State of Emergency, leading by example

My name is Jordy Delage, French national, immigrant in Japan and Budoka by nature.
I have spent more than 15 years in Japan practicing Budo and more than a decade building this company called Seido.
I was here when the Tohoku earthquake hit and during the Fukushima crisis that followed and brought part of Japan to its knees.
And I am still here today, during the COVID-19 crisis. A crisis that has no precedent in human history, a crisis that is bringing the whole humanity to its knees.
As Budoka, as a business owner, as an immigrant, and as a human being, I have duties to fulfill, and this message is one of them.

First of all, I would like to address my most honest sympathy to the whole human kind. Not only to Budoka, although it is easier for me to relate with you as we are part of the same community, but to all those who are suffering from the situation, under physical and psychological stress, stranded home or working hard to keep the world afloat, worried about their health, but also to what will happen next once this crisis is over, I would like to tell you all that we are all in the same boat, and we all need to work together to keep it afloat. I would also like to say a huge thank you to all those who are working very hard so the world doesn't sink, and especially all medical personnel and carriers and drivers that do all they can to keep us alive and connected.

My role as an immigrant and as someone who runs a business that is oriented from Japan to the world, my role is also to communicate about the situation in Japan.
Although we do not know to what extent Japan might have tried to diminish the numbers, we now know (April 7th) that Japan has over 3400 active cases, 92 deaths, 79 in critical conditions, for only 46000 tests done.
Japan has done a fairly good job at slowing down the pandemic and Japan kept control much longer than many other countries, very likely because of cultural elements such as the fact that "social distancing" is a cultural norm that is an essential part of the Japanese culture. But the numbers have spoken, Japan is losing control and politicians have acknowledged that fact by declaring the state of emergency in 7 prefectures, including Tokyo.
The state of emergency is not what it might sound to your Westerners ears. Japan has no legal means to confine people home, the best that politicians can do is to request people to follow the rules. The state of emergency allows local governments to shut down schools, public facilities, private facilities that welcome large numbers of people, and also to take control of private facilities (such as hotels, to increase hospitals capacities).
As of today, there are no clear guidelines or recommendations for businesses such as Seido.

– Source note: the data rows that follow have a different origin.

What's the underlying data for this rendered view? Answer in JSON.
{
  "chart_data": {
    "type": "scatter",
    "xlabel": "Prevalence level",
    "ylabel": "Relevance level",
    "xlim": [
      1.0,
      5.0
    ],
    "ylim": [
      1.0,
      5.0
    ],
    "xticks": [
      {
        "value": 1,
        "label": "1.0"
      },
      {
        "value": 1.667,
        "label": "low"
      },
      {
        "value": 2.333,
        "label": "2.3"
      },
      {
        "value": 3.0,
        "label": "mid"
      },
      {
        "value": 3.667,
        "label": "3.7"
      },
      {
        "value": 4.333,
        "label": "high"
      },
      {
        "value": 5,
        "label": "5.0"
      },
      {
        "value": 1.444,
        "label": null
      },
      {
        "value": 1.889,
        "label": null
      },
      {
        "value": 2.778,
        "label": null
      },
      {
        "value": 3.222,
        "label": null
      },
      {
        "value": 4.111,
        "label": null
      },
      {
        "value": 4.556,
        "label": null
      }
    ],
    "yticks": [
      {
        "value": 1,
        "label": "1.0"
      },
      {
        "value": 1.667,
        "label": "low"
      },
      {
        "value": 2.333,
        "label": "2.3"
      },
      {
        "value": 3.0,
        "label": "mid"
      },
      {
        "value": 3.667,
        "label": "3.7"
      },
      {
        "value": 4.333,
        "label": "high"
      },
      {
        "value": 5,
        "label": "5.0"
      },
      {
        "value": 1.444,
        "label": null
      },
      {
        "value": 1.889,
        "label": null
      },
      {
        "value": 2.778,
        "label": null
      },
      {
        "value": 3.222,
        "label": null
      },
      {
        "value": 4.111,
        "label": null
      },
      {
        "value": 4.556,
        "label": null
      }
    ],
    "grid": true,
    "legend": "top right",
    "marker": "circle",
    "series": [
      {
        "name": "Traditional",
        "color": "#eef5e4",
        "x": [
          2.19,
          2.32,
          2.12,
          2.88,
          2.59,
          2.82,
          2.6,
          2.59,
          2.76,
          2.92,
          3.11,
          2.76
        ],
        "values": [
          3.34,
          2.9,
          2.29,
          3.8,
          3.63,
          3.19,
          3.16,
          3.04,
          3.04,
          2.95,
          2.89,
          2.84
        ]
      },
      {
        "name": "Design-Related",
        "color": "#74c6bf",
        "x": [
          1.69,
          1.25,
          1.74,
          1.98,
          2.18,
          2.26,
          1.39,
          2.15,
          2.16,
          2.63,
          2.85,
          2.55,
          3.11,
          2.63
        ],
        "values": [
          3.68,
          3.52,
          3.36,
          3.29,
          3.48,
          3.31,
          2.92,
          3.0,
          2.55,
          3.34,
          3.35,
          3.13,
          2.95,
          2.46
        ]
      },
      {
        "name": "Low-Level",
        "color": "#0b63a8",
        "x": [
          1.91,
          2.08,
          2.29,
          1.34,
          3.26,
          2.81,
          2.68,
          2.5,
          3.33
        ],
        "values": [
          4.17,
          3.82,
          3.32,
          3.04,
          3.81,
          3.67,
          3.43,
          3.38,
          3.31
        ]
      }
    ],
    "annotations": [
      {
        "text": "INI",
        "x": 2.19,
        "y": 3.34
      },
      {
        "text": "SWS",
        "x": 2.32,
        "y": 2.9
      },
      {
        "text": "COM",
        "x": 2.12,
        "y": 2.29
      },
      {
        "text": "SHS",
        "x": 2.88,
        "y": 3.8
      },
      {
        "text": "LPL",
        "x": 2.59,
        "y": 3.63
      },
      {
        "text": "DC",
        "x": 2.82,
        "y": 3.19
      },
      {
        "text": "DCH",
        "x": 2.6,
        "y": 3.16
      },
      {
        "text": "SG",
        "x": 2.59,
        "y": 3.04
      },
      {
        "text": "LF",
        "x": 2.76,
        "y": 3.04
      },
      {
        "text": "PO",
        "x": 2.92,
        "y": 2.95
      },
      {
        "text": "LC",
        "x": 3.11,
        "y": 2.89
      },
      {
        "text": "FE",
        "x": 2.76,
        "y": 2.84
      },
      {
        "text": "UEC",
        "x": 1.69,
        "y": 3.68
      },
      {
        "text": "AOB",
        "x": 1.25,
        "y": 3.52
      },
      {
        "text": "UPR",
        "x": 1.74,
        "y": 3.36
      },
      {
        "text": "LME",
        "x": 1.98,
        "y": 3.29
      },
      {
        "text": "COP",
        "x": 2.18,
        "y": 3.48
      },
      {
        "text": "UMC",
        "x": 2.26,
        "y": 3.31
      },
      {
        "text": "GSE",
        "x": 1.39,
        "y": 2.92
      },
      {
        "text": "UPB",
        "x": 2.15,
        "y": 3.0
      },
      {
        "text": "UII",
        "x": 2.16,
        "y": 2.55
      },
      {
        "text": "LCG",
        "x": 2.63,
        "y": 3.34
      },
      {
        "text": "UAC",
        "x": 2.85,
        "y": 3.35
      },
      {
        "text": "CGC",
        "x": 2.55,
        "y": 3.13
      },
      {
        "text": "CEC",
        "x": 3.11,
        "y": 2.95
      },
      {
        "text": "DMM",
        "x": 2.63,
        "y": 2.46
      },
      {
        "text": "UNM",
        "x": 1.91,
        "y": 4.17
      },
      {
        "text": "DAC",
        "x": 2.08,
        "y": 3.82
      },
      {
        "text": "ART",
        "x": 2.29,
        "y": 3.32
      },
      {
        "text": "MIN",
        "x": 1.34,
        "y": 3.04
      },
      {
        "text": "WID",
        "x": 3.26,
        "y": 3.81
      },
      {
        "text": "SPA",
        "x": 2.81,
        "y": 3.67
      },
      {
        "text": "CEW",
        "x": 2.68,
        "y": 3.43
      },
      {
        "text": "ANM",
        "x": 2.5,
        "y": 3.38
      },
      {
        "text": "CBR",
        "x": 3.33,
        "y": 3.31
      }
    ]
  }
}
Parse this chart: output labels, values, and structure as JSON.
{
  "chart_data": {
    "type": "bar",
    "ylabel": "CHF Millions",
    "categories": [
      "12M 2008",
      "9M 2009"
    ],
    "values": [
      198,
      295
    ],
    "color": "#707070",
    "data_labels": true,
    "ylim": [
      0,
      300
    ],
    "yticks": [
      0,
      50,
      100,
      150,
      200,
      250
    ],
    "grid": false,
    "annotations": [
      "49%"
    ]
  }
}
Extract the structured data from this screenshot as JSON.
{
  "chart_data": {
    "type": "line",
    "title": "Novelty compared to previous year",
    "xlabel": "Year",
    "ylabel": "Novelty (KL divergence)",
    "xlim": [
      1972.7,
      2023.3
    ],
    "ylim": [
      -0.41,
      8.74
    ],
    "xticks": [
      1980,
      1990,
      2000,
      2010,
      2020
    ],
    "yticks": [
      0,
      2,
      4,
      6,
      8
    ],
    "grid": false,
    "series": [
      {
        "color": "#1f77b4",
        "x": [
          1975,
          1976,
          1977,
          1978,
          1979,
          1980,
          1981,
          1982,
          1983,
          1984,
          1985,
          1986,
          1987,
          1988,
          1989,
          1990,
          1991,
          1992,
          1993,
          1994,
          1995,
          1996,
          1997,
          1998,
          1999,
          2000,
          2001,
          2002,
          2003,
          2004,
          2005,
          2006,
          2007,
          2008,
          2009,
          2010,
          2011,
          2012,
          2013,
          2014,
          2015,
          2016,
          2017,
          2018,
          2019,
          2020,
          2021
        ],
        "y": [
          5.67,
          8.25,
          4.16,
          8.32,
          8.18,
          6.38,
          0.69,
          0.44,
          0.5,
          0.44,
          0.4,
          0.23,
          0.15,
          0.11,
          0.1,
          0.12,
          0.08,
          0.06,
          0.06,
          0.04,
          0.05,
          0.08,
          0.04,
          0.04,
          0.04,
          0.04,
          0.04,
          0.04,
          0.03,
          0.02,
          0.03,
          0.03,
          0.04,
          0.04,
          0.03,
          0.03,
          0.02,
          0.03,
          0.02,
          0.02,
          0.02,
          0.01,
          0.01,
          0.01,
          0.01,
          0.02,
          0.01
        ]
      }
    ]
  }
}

As a Budoka and as a business owner, my role is, at the very least, to lead by example. Seido has been taking measures for almost a month now. We have reduced working hours, and implemented various countermeasures and on a personal level, I haven't set foot in a store for more than a month. But it is time to step measures up, so, as of today, and following the declaration of state of emergency in Japan, I have decided the following:
- Seido's office will be closed on Tuesdays and Thursdays. Our staff will work from home and handle all email inquiries, order tracking, order management, etc., as usual.
- Seido will be open but work on a special schedule on Mondays, Wednesdays and Fridays. To avoid crowded trains, working hours are set from 10 am to 5 pm but part of the staff is encouraged to leave early if possible.
- Non-essential staff is in partial unemployment with the guarantee of receiving 90% of their salary.
- We will be in close contact with all our partners and especially the craftsmen, ready to help as much as we can if necessary (as we did last week with our Hakama workshop).

Seido will not only follow government guidelines but will go even further by implementing measures that have been taken by European countries as much as humanly possible.

Seido is a business, with bills and salaries to pay, and at the moment, the government has not announced specific measures that would prevent us from going bankrupt if we were to completely close for a few weeks.
For this reason, and because I have the responsibility of the people working at Seido, I must do everything in my power to do the impossible: run the company while protecting the people. Very fortunately, Seido's team is composed of smart, compassionate and hardworking people. Everyone is completely dedicated to do everything it takes to keep the situation under control.
Your orders might be delayed, our support may be slightly slowed down, but be sure that we are here! We are here for Seido, we are here for the community, and we are here for Japan! Please be here for us. If you can order, please do so. We'll need a minimum income to survive, and we're counting on those who can. If you can't, don't.

Seido will lead by example. Our team will lead by example, working tirelessly on raising awareness on the situation, telling people around us that if there is no legal order to stay home, they must do so in order to avoid a situation that would lead to dozens of thousands of deaths.

We have spent the past 10 years with the practitioners, both on and off the mat, and we hope to still be at your side for the next decade, after we have successfully overcome this crisis together.

Take care of yourself and your relatives, stay safe!